Pulang sekolah sambil menunggu jemputan, mengenakan jaket Nevada kuning pemberian Marvel, Aqila duduk di halte depan sekolah. Marvel yang saat itu mengunakan Scoopy hitam berhenti, turun, duduk di samping Aqila. Marvel masih melihat kesedihan di wajah Aqila, tetapi dia tak ingin menguliknya. Marvel malah berpendapat ini waktu yang tepat untuk mengungkapkan isi hatinya yang sudah lama terpendam.
"Lihat kamu pakai jaket yang aku kasih rasanya senang banget deh, kamu juga terlihat lebih cantik," ungkap Marvel memuji Aqila.
"Ah, basi deh gombalnya," sahut Aqila tanpa basa-basi.
"Aku lagi nggak ngegombal lo, Qil."
"Jadi serius, nih, mujinya?" goda Aqila memainkan resleting jaketnya.
"Apa aku pernah bercanda?"
"Nggak pernah."
Marvel mengumpulkan keberanian untuk mengungkapkan rasa dalam hatinya. "Aku tahu ini mungkin bukan waktu yang tepat untuk mengungkapkan sesuatu, terlebih setelah kejadian semalam."
"Maksudmu apa, Vel?"
Marvel meraih tangan Aqila, "Sebelum terlambat, maukah kamu menjadi kekasihku?"
Aqila bingung dengan apa yang Marvel ungkapkan, terasa sangat mendadak dan terburu-buru. "Harus aku jawab sekarang?"
Udara seakan berhenti berhembus, dedaunan membisu mendengar pengakuan dari Marvel. Keringat dingin mengalir dari pelipis Aqila tak paham apa yang terjadi. Percaya diri tinggi Marvel yakin apa yang menjadi kehendaknya akan terpenuhi oleh Aqila, gadis polos nan ceria incarannya.
"Qil, sejak kali pertama kita berjumpa di car free day, aku telah menaruh hati padamu."
"Secepat itu?"
"Iya, aku harus jujur sebelum kita melangkah lebih lanjut," Marvel menghentikan kalimatnya dengan paksa.
"Jujur perihal apa?"
"Sebenarnya aku baru putus lebih kurang dua bulan dari anak SMA Taruna Tiga, tapi percayalah aku memilihmu bukan sebagai pelampiasan," ucap Marvel meyakinkan.
Pikiran Aqila melayang entah ke mana, harus bahagia atau sedih mendengarkan pengakuan dari Marvel.
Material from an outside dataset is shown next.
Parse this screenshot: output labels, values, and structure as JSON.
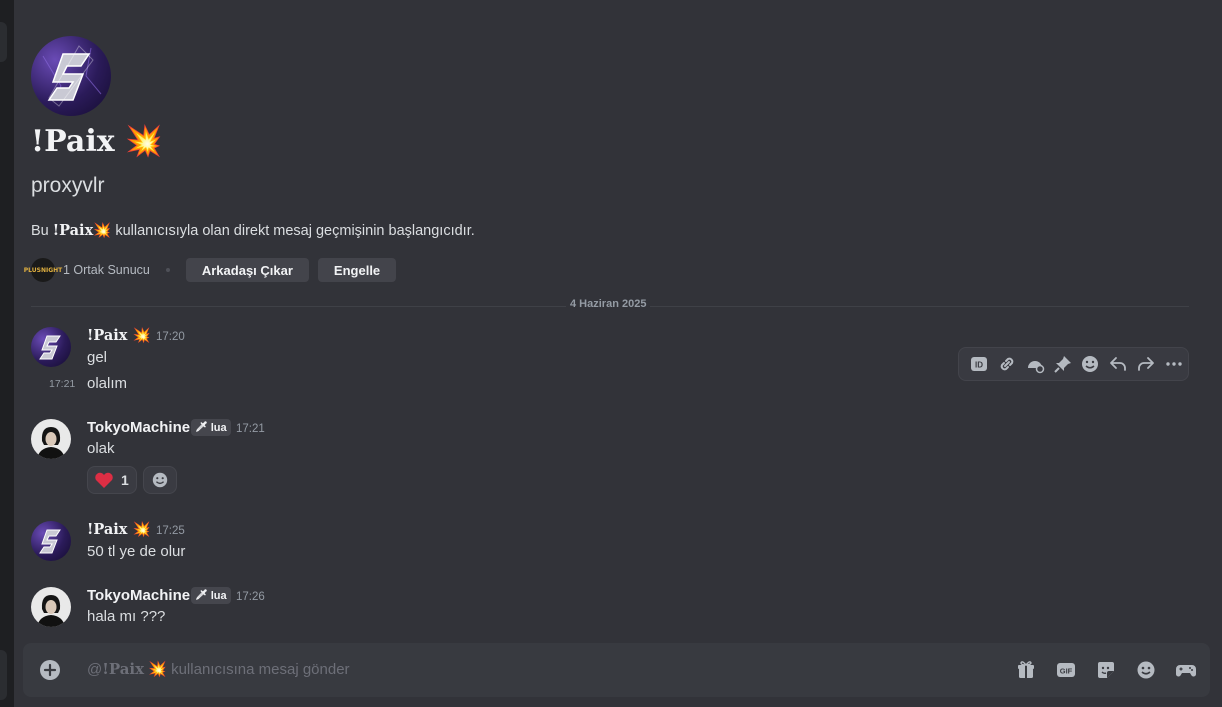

Namun, ini hal yang dia tunggu untuk mengubah takdir Ale dimasa depan, secara sengaja Aqila mencoba memahami apa yang Marvel inginkan. "Aku pikir juga demikian, kejujuran itu penting, aku nggak mau tahu perihal masa lalumu."
"Terus sekarang?"
"Iya, maaf," Aqila memberi jeda sesaat, "Nggak ada alasan untuk menolakmu." Aqila berpikir lebih cepat menerima Marvel akan lebih cepat pula untuk mengakhiri penderitaan Ale dengan epilepsinya dan pastinya dapat mengubah takdir masa depan Ale.
Mimik bahagia terpancar jelas di wajah tampan Marvel tanpa aba-aba segera dia memeluk Aqila. "Love you, Qil!" teriaknya kegirangan.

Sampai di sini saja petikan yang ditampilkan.